L’avance sur contrat d’assurance-vie est encadrée par les règles impératives du Code des assurances (article L132-21) et les règles déontologiques indicatives de la Fédération française de l’assurance. Cependant, les conditions et les modalités de l’avance sont définies dans les conditions générales du contrat d’assurance. Celles-ci préciseront notamment la possibilité de l’avance (La Cour de Cassation vient de rappeler qu’il ne s’agit que d’une faculté non obligatoire sauf si le contrat le prévoit, Cass. civ. 2ième, 4 octobre 2018, n°17-25.624), le montant possible de l’avance, la durée de l’avance, le taux et les conditions de paiement des intérêts. Ceux-ci ne sont en général payés qu’au remboursement total ou partiel de l’avance.
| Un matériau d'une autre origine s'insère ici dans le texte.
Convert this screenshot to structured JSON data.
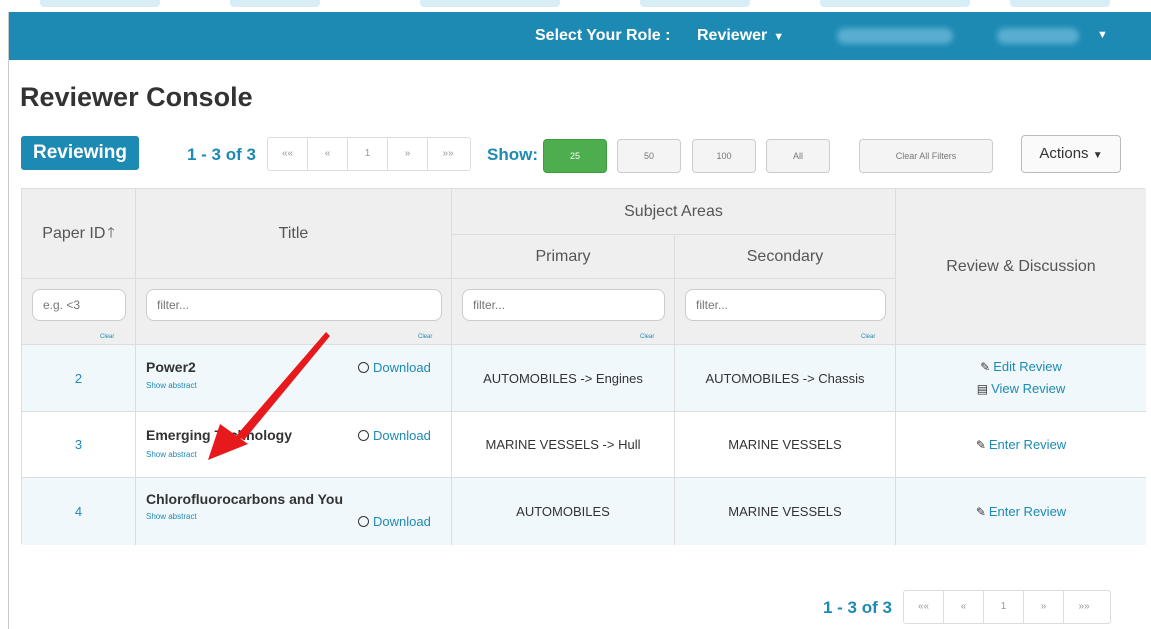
{
  "topbar": {
    "role_label": "Select Your Role :",
    "role_value": "Reviewer"
  },
  "page_title": "Reviewer Console",
  "badge": "Reviewing",
  "pager_top": {
    "count": "1 - 3 of 3",
    "first": "««",
    "prev": "«",
    "page": "1",
    "next": "»",
    "last": "»»"
  },
  "show": {
    "label": "Show:",
    "options": [
      "25",
      "50",
      "100",
      "All"
    ],
    "selected": "25"
  },
  "clear_filters_label": "Clear All Filters",
  "actions_label": "Actions",
  "columns": {
    "paper_id": "Paper ID",
    "title": "Title",
    "subject_areas": "Subject Areas",
    "primary": "Primary",
    "secondary": "Secondary",
    "review": "Review & Discussion"
  },
  "filters": {
    "paper_id_placeholder": "e.g. <3",
    "title_placeholder": "filter...",
    "primary_placeholder": "filter...",
    "secondary_placeholder": "filter...",
    "clear_label": "Clear"
  },
  "rows": [
    {
      "id": "2",
      "title": "Power2",
      "show_abstract": "Show abstract",
      "download": "Download",
      "primary": "AUTOMOBILES -> Engines",
      "secondary": "AUTOMOBILES -> Chassis",
      "actions": [
        "Edit Review",
        "View Review"
      ]
    },
    {
      "id": "3",
      "title": "Emerging Technology",
      "show_abstract": "Show abstract",
      "download": "Download",
      "primary": "MARINE VESSELS -> Hull",
      "secondary": "MARINE VESSELS",
      "actions": [
        "Enter Review"
      ]
    },
    {
      "id": "4",
      "title": "Chlorofluorocarbons and You",
      "show_abstract": "Show abstract",
      "download": "Download",
      "primary": "AUTOMOBILES",
      "secondary": "MARINE VESSELS",
      "actions": [
        "Enter Review"
      ]
    }
  ],
  "pager_bottom": {
    "count": "1 - 3 of 3",
    "first": "««",
    "prev": "«",
    "page": "1",
    "next": "»",
    "last": "»»"
  },
  "colors": {
    "brand": "#1d8ab3",
    "active_green": "#4cae4c",
    "annotation_arrow": "#e8191c"
  }
}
L’avance constitue donc une dette contractée auprès de la compagnie d’assurance, adossée au contrat d’assurance-vie, permettant de percevoir, sous certaines conditions, des liquidités, sans diminuer la valeur de rachat du contrat. Dans certains commentaires administratifs (BOI-RPPM-RCM-20-10-20-50 n°130), l’Administration fiscale a reconnu que l’avance pouvait être considérée juridiquement comme un prêt présentant cependant des particularités.

Plusieurs interrogations subsistaient sur les conséquences fiscales effectives d’une telle qualification pour les contribuables, en matière d’impôt sur le revenu et d’IFI, notamment lorsque l’avance est consentie pour l’acquisition d’un bien immobilier ou le financement de travaux portant sur un tel bien.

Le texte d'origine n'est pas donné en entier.